HARRIS: Is it just that people are in love with this technology of black boxes, or are there other reasons why they want to employ them?
RUDIN: It's both.
HARRIS: It is just plain cool that you can give a bunch of data to a computer and it can train itself. It's also the case that it's easier to make a proprietary, commercially valuable product if it uses some sort of secret sauce nobody knows how to replicate.
RUDIN: And also, the black-box modeling software is much easier to use.

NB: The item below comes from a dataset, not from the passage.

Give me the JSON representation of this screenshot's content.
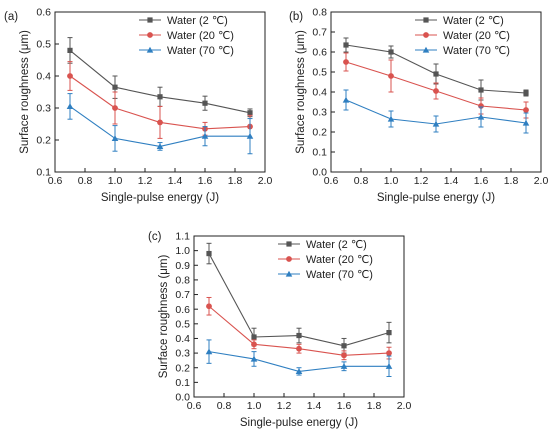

HARRIS: But Rudin says, especially from medical decisions that could have life or death consequences, it's worth putting in the extra time and effort to have a program built from the ground up, based on real clinical knowledge, so humans can decide whether to trust it or not. Pranav Rajpurkar and his colleagues at Stanford are acutely aware of this issue about black-box algorithms.
RAJPURKAR: The first thing I think about is not about convincing others but about convincing myself that this is, in fact, going to be useful for patients, and that's a question we think about every day and try to tackle every day.
HARRIS: One approach they've taken is they've added features so the algorithm not only comes up with an answer but also says how confident its human overlords should be in that result.
RAJPURKAR: In some way, a humble algorithm, but more importantly, an algorithm that's conscious of what it knows and what it doesn't know.
HARRIS: Perhaps most important - his team is not making a commercial product in secret. Instead, they're freely sharing their software and results so others can pick it apart and help the whole field move forward with more confidence. Richard Harris, NPR News.